When the Securities and Exchange Commission charged Volkswagen with fraud five years ago, the company emphatically disputed the charges as “legally and factually flawed” while assuring shareholders it would “vigorously” contest them.

Fast forward to 2024. The SEC and Volkswagen jointly told the court last month that the company has agreed to pay $48 million to settle all charges. The company said it was “pleased to have reached an agreement with the SEC” because it “values a constructive relationship” with its regulators.

So what changed? Unfortunately, we’ll never know. Nor will Volkswagen shareholders.

As with all enforcement cases it settles, the SEC demanded, as a non-negotiable condition of the deal, a gag order stating that Volkswagen must never “make or permit to be made any public statement denying, directly or indirectly, any allegation in the [SEC] complaint or creating the impression that the [SEC] complaint is without factual basis.”

Like every other company that seeks peace with the SEC, the agency effectively told Volkswagen to clam up, or the deal’s off.

These routine SEC gag orders profoundly violate the free speech rights of companies and individuals who settle with the agency. Equally troubling, they deny company shareholders and the public their First Amendment right to hear both sides of the story.

Although finding an appropriate procedural vehicle to seek a judicial determination on the merits of these constitutional issues has proved challenging, at least three respected federal judges have expressed grave concerns about the First Amendment deprivations facilitated by SEC gag orders.

Two years ago, two judges on the U.S. Court of Appeals for the Fifth Circuit — Judges Edith H. Jones and Stuart Kyle Duncan — issued a short, non-precedential opinion that put the SEC on clear notice that its non-negotiable settlement gag orders are constitutionally suspect.  “A more effective prior restraint is hard to imagine,” they wrote.

Several months later, U.S. District Judge Ronnie Abrams in New York echoed similar concerns while signing off on a separate SEC gag-order settlement.  She found particularly troublesome not only that the SEC routinely muzzles free speech while denying the public the opportunity to scrutinize its enforcement activity, but also that the agency enlists federal courts to enforce those restrictions. Judge Abrams concluded her decision with a simple question: “What is the SEC so afraid of?”
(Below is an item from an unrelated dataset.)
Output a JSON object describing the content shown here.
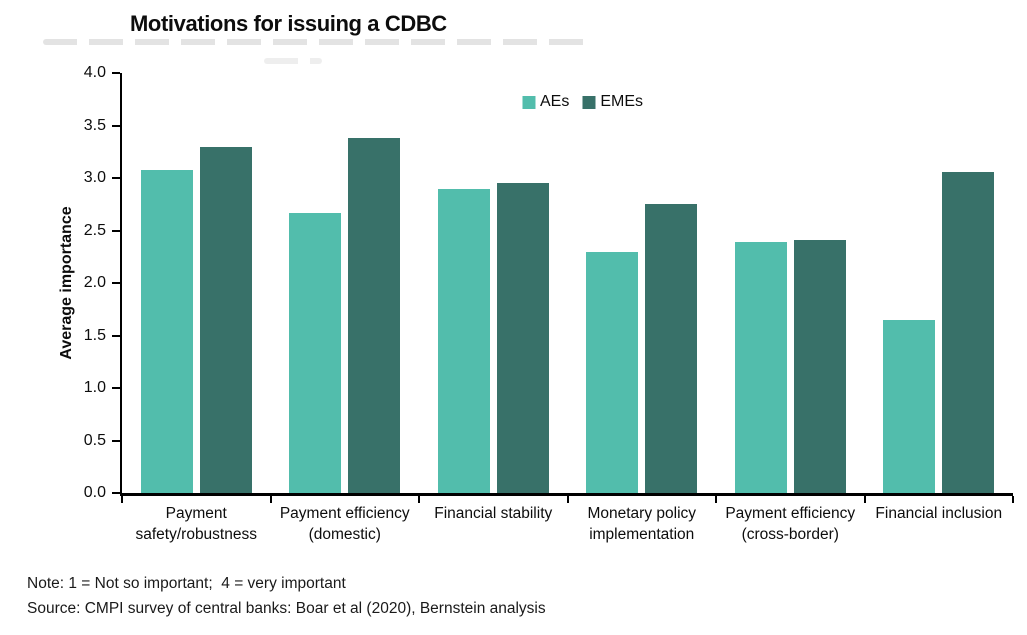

Gags on publicly traded companies such as Volkswagen are especially problematic, and ironically so. The SEC ordinarily requires such companies to provide robust disclosures to shareholders about important company events and expenditures of corporate assets. Yet now that Volkswagen has agreed to fork over nearly $50 million in shareholder assets to settle charges it previously disputed as “legally and factually flawed” and would be “vigorously contested,” the SEC itself is preventing the company from speaking truthfully about why it capitulated.

Despite judicial warnings, the SEC continues to demand gag orders in all settlements, showing no sign of backing away from this odious practice. The agency recently denied my organization’s petition to amend its rules and discard the practice. As is often the case with bureaucratic depredations, courts are the last hope to stop them.

The judge in the Volkswagen case, Charles Breyer (brother of former Supreme Court Justice Stephen Breyer), criticized the SEC in 2019 for its procrastination in filing the case. He dismissed major parts of it in 2020. Judge Breyer had not yet signed off on the gag order as of this writing.

As is typical in these situations, neither party to the settlement has any incentive to call its constitutional defects to the judge’s attention. Let’s hope Breyer ferrets them out on his own and asks the SEC some tough questions.